Date of Award

Summer 8-3-2016

Degree Type

Dissertation

Degree Name

Doctor of Philosophy (PhD)

Department

Computer Information Systems

First Advisor

Dr. Duane Truex

Second Advisor

Dr. Lars Mathiassen

Third Advisor

Dr. Richard Baskerville

Fourth Advisor

Dr. Redouane El Amrani

Abstract

Enterprise Systems (ESs) are more than a collection of people, technology, processes, and capabilities. The responsibilities of post implementation management of ES lie in the unit called the Competency Center (CC). The CC has a bidirectional relationship with ESs wherein the CC influences the shaping of ESs, and the CC is affected by the dynamic interaction between people, technology, process, and capabilities within the ES. These dynamic interactions keep the CC, fluid and always in-process. The general-use definition of the term “process” as used in the Enterprise Systems literature treats the notion as “repeatable processes” or "replicable processes". However, arising from comparative case studies in four large organizations, I found that decision making, managing, and governing in the ES are not “replicable processes”, not reifications of structural variations over time when examined through the lens of the Assemblage Theory. Assemblage Theory incorporates the dynamic interplay of two continua: the first, territorialization, deterritorialization, and reterritorialization, and the second, material vs. expression.

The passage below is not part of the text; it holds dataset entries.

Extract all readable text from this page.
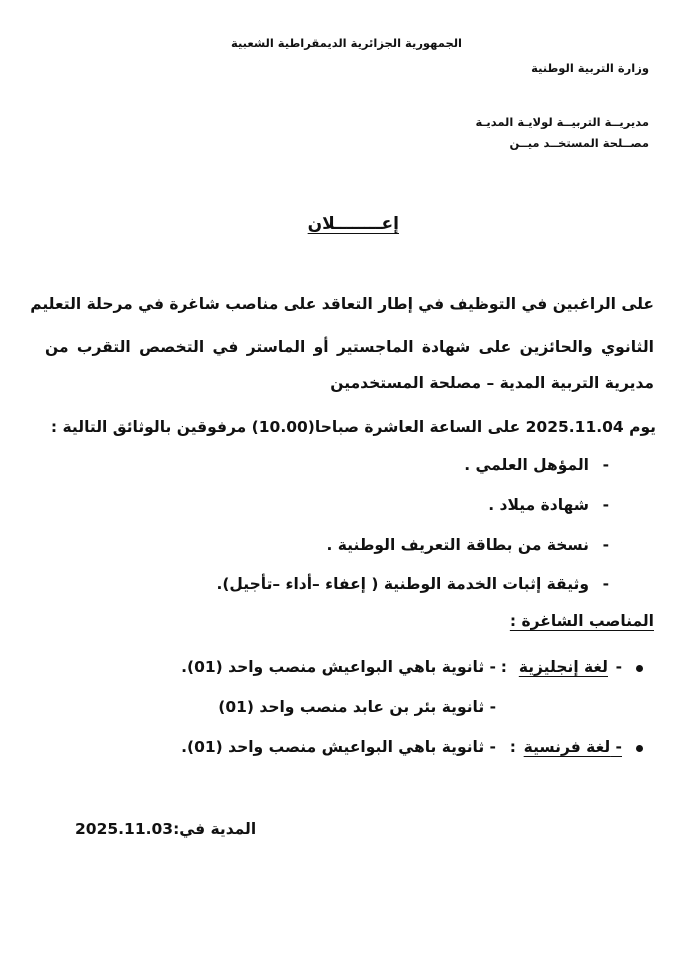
الجمهورية الجزائرية الديمقراطية الشعبية
وزارة التربية الوطنية
مديريــة التربيــة لولايـة المديـة
مصــلحة المستخــد ميــن
إعــــــــلان
على الراغبين في التوظيف في إطار التعاقد على مناصب شاغرة في مرحلة التعليم
الثانوي والحائزين على شهادة الماجستير أو الماستر في التخصص التقرب من
مديرية التربية المدية – مصلحة المستخدمين
يوم 2025.11.04 على الساعة العاشرة صباحا(10.00) مرفوقين بالوثائق التالية :
-
المؤهل العلمي .
-
شهادة ميلاد .
-
نسخة من بطاقة التعريف الوطنية .
-
وثيقة إثبات الخدمة الوطنية ( إعفاء –أداء –تأجيل).
المناصب الشاغرة :
-
لغة إنجليزية
:
- ثانوية باهي البواعيش منصب واحد (01).
- ثانوية بئر بن عابد منصب واحد (01)
- لغة فرنسية
:
- ثانوية باهي البواعيش منصب واحد (01).
المدية في:2025.11.03
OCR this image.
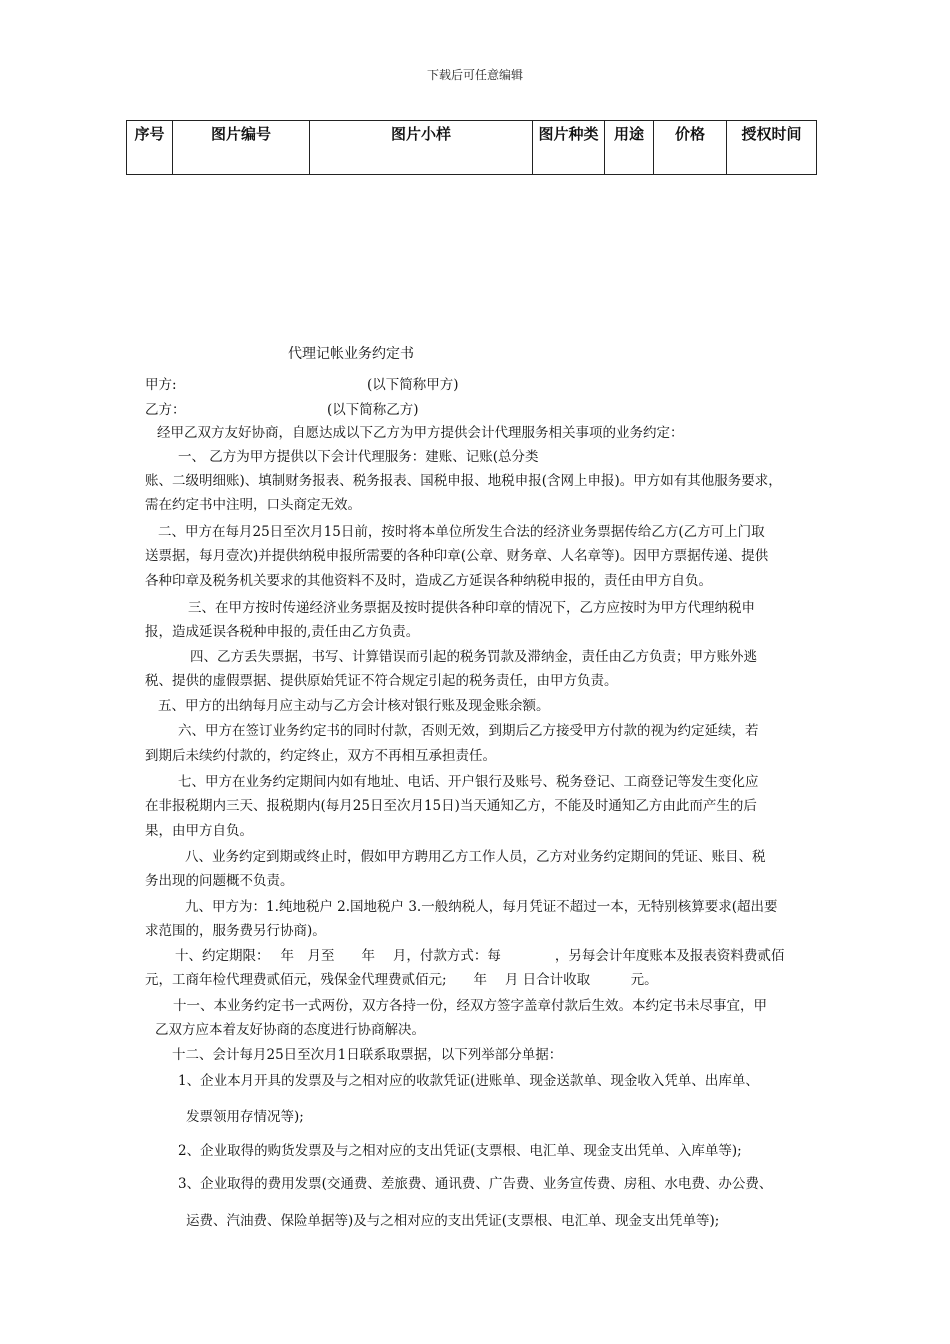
下载后可任意编辑
序号	图片编号	图片小样	图片种类	用途	价格	授权时间
代理记帐业务约定书
甲方:	(以下简称甲方)
乙方：	(以下简称乙方)
经甲乙双方友好协商，自愿达成以下乙方为甲方提供会计代理服务相关事项的业务约定：
一、 乙方为甲方提供以下会计代理服务：建账、记账(总分类
账、二级明细账)、填制财务报表、税务报表、国税申报、地税申报(含网上申报)。甲方如有其他服务要求，
需在约定书中注明，口头商定无效。
二、甲方在每月25日至次月15日前，按时将本单位所发生合法的经济业务票据传给乙方(乙方可上门取
送票据，每月壹次)并提供纳税申报所需要的各种印章(公章、财务章、人名章等)。因甲方票据传递、提供
各种印章及税务机关要求的其他资料不及时，造成乙方延误各种纳税申报的，责任由甲方自负。
三、在甲方按时传递经济业务票据及按时提供各种印章的情况下，乙方应按时为甲方代理纳税申
报，造成延误各税种申报的,责任由乙方负责。
四、乙方丢失票据，书写、计算错误而引起的税务罚款及滞纳金，责任由乙方负责；甲方账外逃
税、提供的虚假票据、提供原始凭证不符合规定引起的税务责任，由甲方负责。
五、甲方的出纳每月应主动与乙方会计核对银行账及现金账余额。
六、甲方在签订业务约定书的同时付款，否则无效，到期后乙方接受甲方付款的视为约定延续，若
到期后未续约付款的，约定终止，双方不再相互承担责任。
七、甲方在业务约定期间内如有地址、电话、开户银行及账号、税务登记、工商登记等发生变化应
在非报税期内三天、报税期内(每月25日至次月15日)当天通知乙方，不能及时通知乙方由此而产生的后
果，由甲方自负。
八、业务约定到期或终止时，假如甲方聘用乙方工作人员，乙方对业务约定期间的凭证、账目、税
务出现的问题概不负责。
九、甲方为：1.纯地税户 2.国地税户 3.一般纳税人，每月凭证不超过一本，无特别核算要求(超出要
求范围的，服务费另行协商)。
十、约定期限：　 年　月至　　年　 月，付款方式：每　　　　，另每会计年度账本及报表资料费贰佰
元，工商年检代理费贰佰元，残保金代理费贰佰元;　　年　 月 日合计收取　　　元。
十一、本业务约定书一式两份，双方各持一份，经双方签字盖章付款后生效。本约定书未尽事宜，甲
乙双方应本着友好协商的态度进行协商解决。
十二、会计每月25日至次月1日联系取票据，以下列举部分单据：
1、企业本月开具的发票及与之相对应的收款凭证(进账单、现金送款单、现金收入凭单、出库单、
发票领用存情况等);
2、企业取得的购货发票及与之相对应的支出凭证(支票根、电汇单、现金支出凭单、入库单等);
3、企业取得的费用发票(交通费、差旅费、通讯费、广告费、业务宣传费、房租、水电费、办公费、
运费、汽油费、保险单据等)及与之相对应的支出凭证(支票根、电汇单、现金支出凭单等);
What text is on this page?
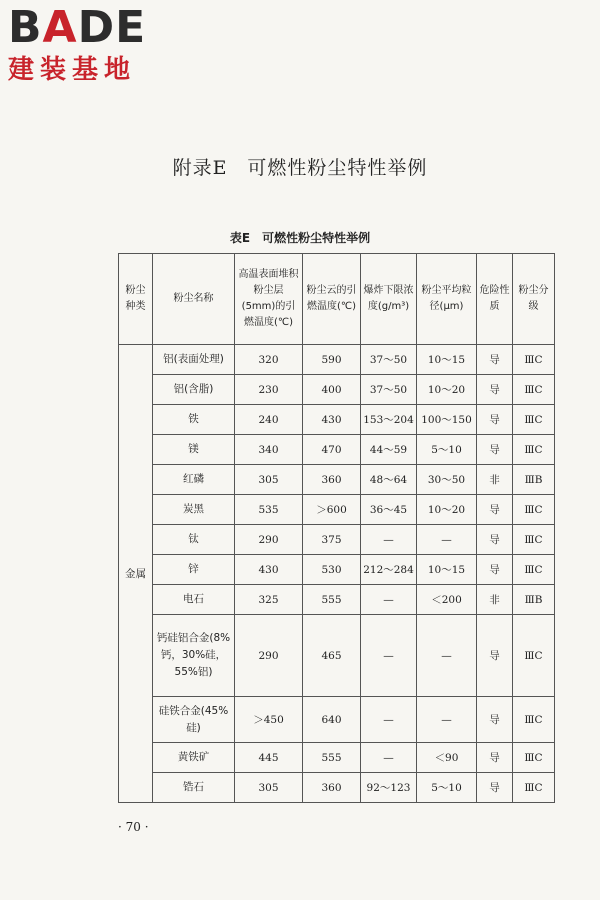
BADE
建装基地
附录E　可燃性粉尘特性举例
表E　可燃性粉尘特性举例
粉尘种类	粉尘名称	高温表面堆积粉尘层(5mm)的引燃温度(℃)	粉尘云的引燃温度(℃)	爆炸下限浓度(g/m³)	粉尘平均粒径(μm)	危险性质	粉尘分级
金属	铝(表面处理)	320	590	37～50	10～15	导	ⅢC
	铝(含脂)	230	400	37～50	10～20	导	ⅢC
	铁	240	430	153～204	100～150	导	ⅢC
	镁	340	470	44～59	5～10	导	ⅢC
	红磷	305	360	48～64	30～50	非	ⅢB
	炭黑	535	＞600	36～45	10～20	导	ⅢC
	钛	290	375	—	—	导	ⅢC
	锌	430	530	212～284	10～15	导	ⅢC
	电石	325	555	—	＜200	非	ⅢB
	钙硅铝合金(8%钙，30%硅，55%铝)	290	465	—	—	导	ⅢC
	硅铁合金(45%硅)	＞450	640	—	—	导	ⅢC
	黄铁矿	445	555	—	＜90	导	ⅢC
	锆石	305	360	92～123	5～10	导	ⅢC
· 70 ·
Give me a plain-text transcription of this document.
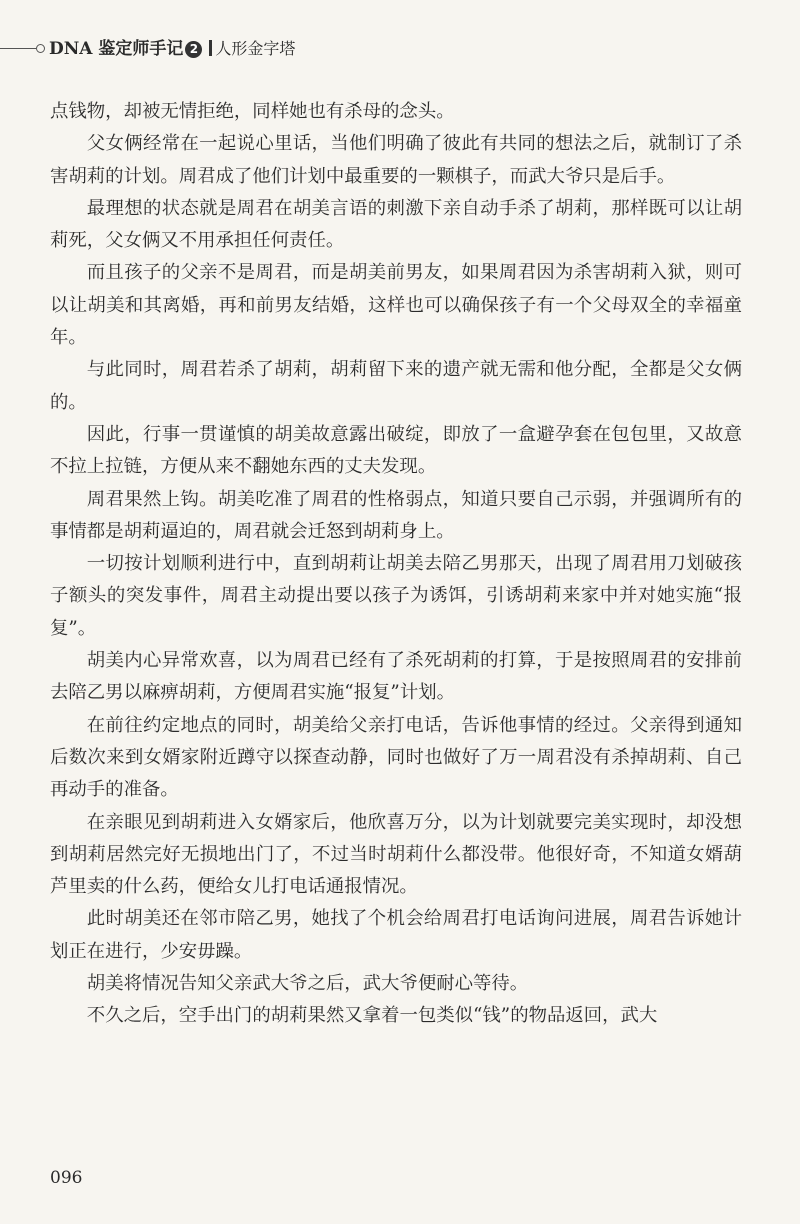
DNA 鉴定师手记 2 人形金字塔

点钱物，却被无情拒绝，同样她也有杀母的念头。

父女俩经常在一起说心里话，当他们明确了彼此有共同的想法之后，就制订了杀害胡莉的计划。周君成了他们计划中最重要的一颗棋子，而武大爷只是后手。

最理想的状态就是周君在胡美言语的刺激下亲自动手杀了胡莉，那样既可以让胡莉死，父女俩又不用承担任何责任。

而且孩子的父亲不是周君，而是胡美前男友，如果周君因为杀害胡莉入狱，则可以让胡美和其离婚，再和前男友结婚，这样也可以确保孩子有一个父母双全的幸福童年。

与此同时，周君若杀了胡莉，胡莉留下来的遗产就无需和他分配，全都是父女俩的。

因此，行事一贯谨慎的胡美故意露出破绽，即放了一盒避孕套在包包里，又故意不拉上拉链，方便从来不翻她东西的丈夫发现。

周君果然上钩。胡美吃准了周君的性格弱点，知道只要自己示弱，并强调所有的事情都是胡莉逼迫的，周君就会迁怒到胡莉身上。

一切按计划顺利进行中，直到胡莉让胡美去陪乙男那天，出现了周君用刀划破孩子额头的突发事件，周君主动提出要以孩子为诱饵，引诱胡莉来家中并对她实施“报复”。

胡美内心异常欢喜，以为周君已经有了杀死胡莉的打算，于是按照周君的安排前去陪乙男以麻痹胡莉，方便周君实施“报复”计划。

在前往约定地点的同时，胡美给父亲打电话，告诉他事情的经过。父亲得到通知后数次来到女婿家附近蹲守以探查动静，同时也做好了万一周君没有杀掉胡莉、自己再动手的准备。

在亲眼见到胡莉进入女婿家后，他欣喜万分，以为计划就要完美实现时，却没想到胡莉居然完好无损地出门了，不过当时胡莉什么都没带。他很好奇，不知道女婿葫芦里卖的什么药，便给女儿打电话通报情况。

此时胡美还在邻市陪乙男，她找了个机会给周君打电话询问进展，周君告诉她计划正在进行，少安毋躁。

胡美将情况告知父亲武大爷之后，武大爷便耐心等待。

不久之后，空手出门的胡莉果然又拿着一包类似“钱”的物品返回，武大

096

Although the notion of the terms formation, deformation, and reformation are suitable for understanding the processes these CCs encounter in a broad and general manner, they do not sufficiently describe the not-so-solid, never-quite-finished, always in-process or structuring referred to by Hopper (1996) as "emergent regularities". In contrast to the notion of stable structures, this dissertation research adopts the language of Deleuzian assemblage of Territorialization, deterritorialization, and Reterritorialization. Although the four study organizations planned and intended to develop clearly defined competency centers, which would create formalized processes and procedures to manage the post implementation phase, none of the study organizations ever achieved the anticipated stability. Instead, the CCs exhibited the signs of being ‘in-process’ and ‘structuring’. The contribution of this research to the IS field is an understanding of the CCs as processes as opposed to structures and how CCs structuring impact the ESs in organizations.